Raoul Van Engelshoven, Managing Director for the Middle East, Kyndryl

Raoul Van Engelshoven, Managing Director for the Middle East, Kyndryl, explains that AI accelerates detection and response by analysing large volumes of telemetry across devices, identities, and applications. Generative AI assists analysts by collecting, sorting, and conducting initial incident analysis, reducing manual workload and speeding investigations. As capabilities mature, AI enables proactive threat hunting and improved visibility across hybrid environments. Van Engelshoven warns that AI‑generated attacks increase the scale and sophistication of phishing, deepfakes, and social engineering, lowering the barrier for attackers. Mitigation requires employee education, formal governance, and zero‑trust architecture. Securing AI systems demands strong governance frameworks, privacy controls, cross‑functional oversight, and continuous verification of users and devices.

Haider Pasha, Chief Security Officer at Palo Alto Networks, EMEA

Haider Pasha, Chief Security Officer at Palo Alto Networks, EMEA, underscores that AI‑powered security has become essential as attackers now exfiltrate data within hours rather than days.

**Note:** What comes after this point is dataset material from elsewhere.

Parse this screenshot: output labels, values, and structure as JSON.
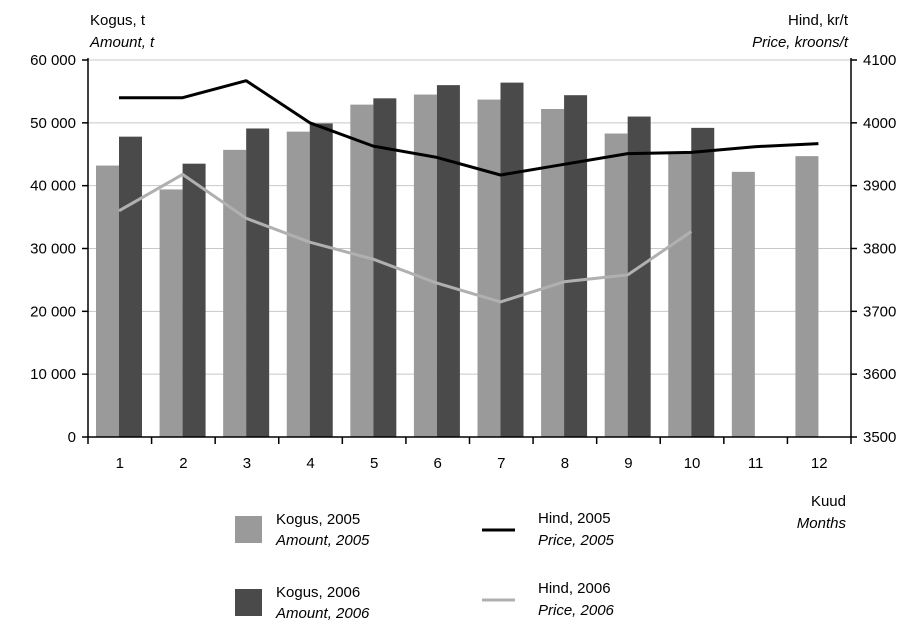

He explains that the only effective countermeasure is replacing manual correlation with machine‑speed analysis. By unifying telemetry from endpoints, networks, and cloud environments into a single data lake, organisations can detect multi‑stage attacks autonomously and contain them in real time, shifting the SOC from reactive firefighting to proactive defense. Pasha warns that AI‑generated attacks—highly personalised social engineering, context‑aware phishing, and polymorphic malware—are outpacing traditional security controls. He advocates a multi‑layered strategy that secures the entire AI application lifecycle, from autonomous agents to underlying models. For him, true resilience requires a “code‑to‑cloud‑to‑SOC” approach, where Policy‑as‑Code, Infrastructure‑as‑Code, CI/CD scanning, isolated training environments, and strict data lineage work together to protect AI models, pipelines, and production systems from tampering, poisoning, and emerging AI‑driven threats.

Ezzeldin Hussein, Regional Senior Director, Solution Engineering, SentinelOne

Ezzeldin Hussein, Regional Senior Director, Solution Engineering, SentinelOne, says AI‑based detection and response automates remediation in real time, correlates threats, and analyses behaviour across endpoints, identities, and cloud workloads. This unified intelligence enables autonomous containment and proactive investigation at machine speed. Hussein warns that AI‑generated attacks include deepfakes, automated exploits, and hyper‑personalised phishing. Mitigation requires AI‑based defense, behavioural detection, prompt‑layer protection, and continuous identity verification, supported by human analysts. Securing AI models and pipelines requires runtime monitoring, threat detection, strong access controls, data integrity verification, and securing supply chains, APIs, and prompts.

Tidiane Lo, Vice President, Westcon, MEA at Westcon-Comstor

Tidiane Lo, Vice President, Westcon, MEA at Westcon-Comstor, explains that AI‑driven analytics correlate signals across networks, endpoints, and cloud environments in real time, spotting threats faster and automating response. Distributors help partners deploy multivendor solutions effectively, enabling customers across the region to cut dwell time to minutes. Lo warns that AI‑powered attacks scale phishing, deepfakes, and malware with alarming speed. Mitigation requires AI‑enabled defenses, strong identity controls, and continuous training. Securing AI models and pipelines requires visibility, governance, and trusted architectures, ensuring innovation does not come at the cost of risk.